Vor allem bei den Kindern nimmt die Velohelm-Tragquote ab. Sie ist 2014 auf 60 Prozent gesunken. Im vergangenen Jahr betrug sie 63 Prozent, 2012 noch 68 Prozent. Die Beratungsstelle für Unfallverhütung (BfU) beobachtet diese Entwicklung mit Sorge.

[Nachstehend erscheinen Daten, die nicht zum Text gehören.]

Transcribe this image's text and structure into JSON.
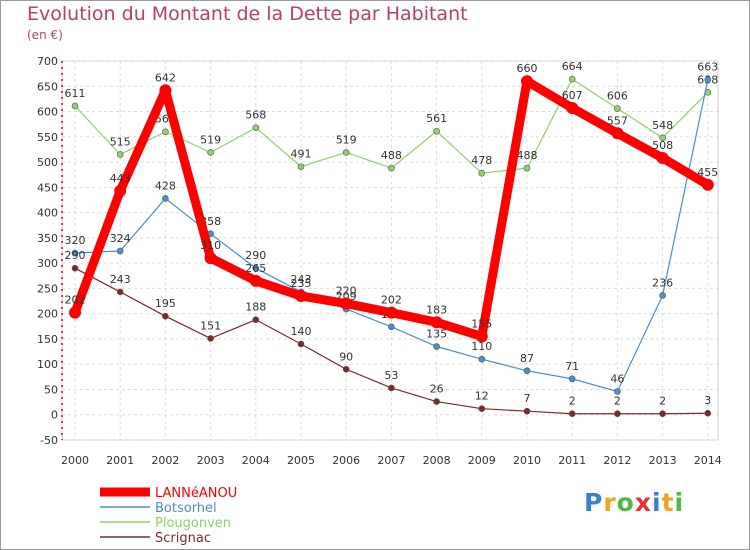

«Kinder sind beim Velofahren einem höheren Unfallrisiko ausgesetzt, weil ihre kognitiven und motorischen Fähigkeiten noch nicht voll entwickelt sind und Kinder im Verkehr noch ungeübt sind», schreibt die BfU in einer Mitteilung vom Dienstag. Deshalb sei es für sie besonders wichtig, den Kopf zu schützen.

Parlament lehnte Tragpflicht ab

Die Beratungsstelle kritisiert, dass das Parlament 2012 ein Velohelmobligatorium für Kinder abgelehnt hatte mit dem Hinweis, dass die Tragquote auch ohne Helmpflicht ansteige.

Die aktuelle Zählung der BfU hat zudem ergeben, dass 43 Prozent der Velofahrerinnen und Velofahrer auf freiwilliger Basis einen Helm tragen. Im vergangenen Jahr waren es 46 Prozent. Vor allem Männer zwischen 33 und 44 Jahren tragen ihren Helm weniger häufig.

Auch E-Biker kneifen

Obwohl Fahrerinnen und Fahrer schneller E-Bikes seit zwei Jahren einen Helm tragen müssen, liegt die Tragquote bei ihnen bei 89 Prozent. Bei den E-Bikes generell liegt die Tragquote bei 69 Prozent – fünf Prozentpunkte unter dem Vorjahreswert.